Pihak berwenang Rwanda telah membatasi ukuran pemakaman bagi korban virus Marburg dalam upaya mengekang wabah penyakit yang sangat menular ini.
Delapan orang telah meninggal selama wabah pertama virus ini di Rwanda, yang dikonfirmasi pada hari Jumat oleh kementerian kesehatan negara tersebut.
Marburg, dengan tingkat kematian hingga 88%, berasal dari keluarga virus yang sama dengan Ebola. Penyakit ini menyebar ke manusia melalui kelelawar buah dan kemudian melalui kontak dengan cairan tubuh orang yang terinfeksi.
Dalam pedoman baru untuk menghentikan penyebaran Marburg, kementerian kesehatan mengatakan tidak lebih dari 50 orang harus menghadiri pemakaman seseorang yang meninggal karena penyakit tersebut.
“Bisnis normal dan aktivitas lainnya” dapat berlanjut di negara Afrika Timur tersebut, kata nasihat tersebut, yang diterbitkan pada Minggu malam.

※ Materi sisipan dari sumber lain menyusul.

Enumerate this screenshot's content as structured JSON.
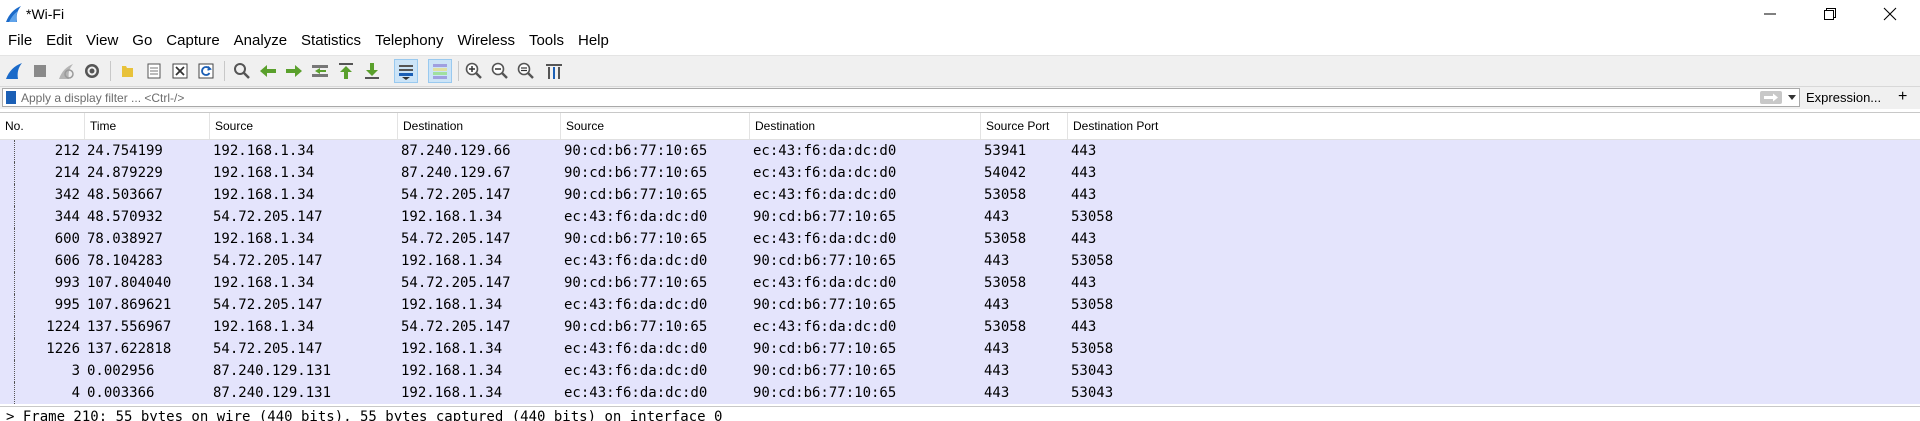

Namun, pihaknya juga mendesak masyarakat untuk menghindari kontak dekat dengan “individu yang memiliki gejala”. Kementerian mencatat gejala-gejala seperti demam, sakit kepala, nyeri otot, muntah dan diare.
Virus ini dapat menyebabkan kematian karena kehilangan banyak darah.
Pedoman Kementerian Kesehatan menyebutkan pasien rumah sakit tidak diperbolehkan berkunjung selama 14 hari ke depan.
Pasien juga hanya diperbolehkan menggunakan satu perawat dalam satu waktu, kata pedoman tersebut.
Di banyak negara berkembang, orang yang dicintai pasien melakukan tugas perawatan dasar – seperti mencuci dan memberi makan – yang biasanya dilakukan oleh perawat di negara lain.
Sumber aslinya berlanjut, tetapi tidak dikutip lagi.